On peut en effet s'étonner de l'ignorance que semblent manifester les représentants cette institution à propos de l'état d'esprit d'une bonne partie des acteurs en présence. Ignorance qui peut les amener à penser très sincèrement que « loin du bruit, près de la vie » est un slogan tout à fait adapté au massif.
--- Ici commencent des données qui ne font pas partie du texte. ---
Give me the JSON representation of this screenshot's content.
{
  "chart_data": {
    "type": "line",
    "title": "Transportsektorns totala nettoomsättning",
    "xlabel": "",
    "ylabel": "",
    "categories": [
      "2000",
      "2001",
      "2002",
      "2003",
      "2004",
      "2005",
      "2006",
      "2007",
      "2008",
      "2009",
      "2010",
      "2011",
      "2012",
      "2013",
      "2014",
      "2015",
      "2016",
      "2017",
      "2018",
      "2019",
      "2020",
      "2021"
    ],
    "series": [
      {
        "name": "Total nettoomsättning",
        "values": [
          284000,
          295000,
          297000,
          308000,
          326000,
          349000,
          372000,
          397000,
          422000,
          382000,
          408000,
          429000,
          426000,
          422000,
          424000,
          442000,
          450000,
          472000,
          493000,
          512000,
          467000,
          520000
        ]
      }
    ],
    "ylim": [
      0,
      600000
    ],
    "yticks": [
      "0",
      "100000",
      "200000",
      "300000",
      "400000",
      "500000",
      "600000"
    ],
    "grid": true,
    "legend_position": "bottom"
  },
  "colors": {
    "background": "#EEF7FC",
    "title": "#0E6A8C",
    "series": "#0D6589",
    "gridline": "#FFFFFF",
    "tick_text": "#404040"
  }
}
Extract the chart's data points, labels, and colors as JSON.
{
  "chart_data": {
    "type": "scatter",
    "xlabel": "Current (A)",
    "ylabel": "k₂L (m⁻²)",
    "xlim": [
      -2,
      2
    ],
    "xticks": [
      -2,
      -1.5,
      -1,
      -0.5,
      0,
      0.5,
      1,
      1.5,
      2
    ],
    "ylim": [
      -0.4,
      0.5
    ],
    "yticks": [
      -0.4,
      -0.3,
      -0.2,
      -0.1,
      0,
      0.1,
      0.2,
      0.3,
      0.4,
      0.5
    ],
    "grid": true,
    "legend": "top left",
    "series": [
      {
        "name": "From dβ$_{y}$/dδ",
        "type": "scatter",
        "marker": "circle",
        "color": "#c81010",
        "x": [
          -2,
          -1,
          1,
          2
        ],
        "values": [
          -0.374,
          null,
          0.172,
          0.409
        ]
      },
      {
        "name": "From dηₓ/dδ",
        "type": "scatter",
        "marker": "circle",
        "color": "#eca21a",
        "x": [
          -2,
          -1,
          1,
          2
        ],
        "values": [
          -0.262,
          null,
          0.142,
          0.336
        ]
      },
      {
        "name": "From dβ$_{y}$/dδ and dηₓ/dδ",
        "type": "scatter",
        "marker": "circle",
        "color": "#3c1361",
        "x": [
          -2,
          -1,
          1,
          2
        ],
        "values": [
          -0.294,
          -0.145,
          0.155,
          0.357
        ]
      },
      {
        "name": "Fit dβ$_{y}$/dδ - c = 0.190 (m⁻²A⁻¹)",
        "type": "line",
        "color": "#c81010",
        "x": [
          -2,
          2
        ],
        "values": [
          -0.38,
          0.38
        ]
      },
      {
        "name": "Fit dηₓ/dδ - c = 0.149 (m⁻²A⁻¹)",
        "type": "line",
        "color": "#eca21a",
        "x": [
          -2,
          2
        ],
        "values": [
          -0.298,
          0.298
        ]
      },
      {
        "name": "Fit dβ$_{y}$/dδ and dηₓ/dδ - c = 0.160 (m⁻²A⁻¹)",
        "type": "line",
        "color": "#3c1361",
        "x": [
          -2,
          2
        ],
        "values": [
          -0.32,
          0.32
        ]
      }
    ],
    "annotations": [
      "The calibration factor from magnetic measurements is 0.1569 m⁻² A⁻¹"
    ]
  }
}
Cela nous conduit à faire un petit détour pour essayer de comprendre ce qui se passe au sein du Parc. Qui sont, pour commencer, les salariés membres de l' « équipe technique » ? Cette dénomination, qu'ils utilisent eux-mêmes fréquemment et que l'on retrouve dans le divers documents du Parc, est révélatrice du rôle qui leur est assigné. Ils sont présentés comme des techniciens très compétents dans leur domaine - compétence qui leur est d'ailleurs, à quelques exceptions près, reconnue sur le territoire – et chargés d'accomplir les missions qui leur seront confiées par les organes de décision du Parc. Notons qu'une « équipe technique », comme son nom l'indique, n'est pas chargée de réfléchir aux orientations politiques, mais de les appliquer. C'est d'ailleurs bien ce qui est stipulé dans la charte, dans laquelle il est écrit que les salariés ont pour fonction « la mise en oeuvre technique des actions du Parc et de celles dont il sera chargé par les Collectivités adhérant au syndicat mixte » 224 .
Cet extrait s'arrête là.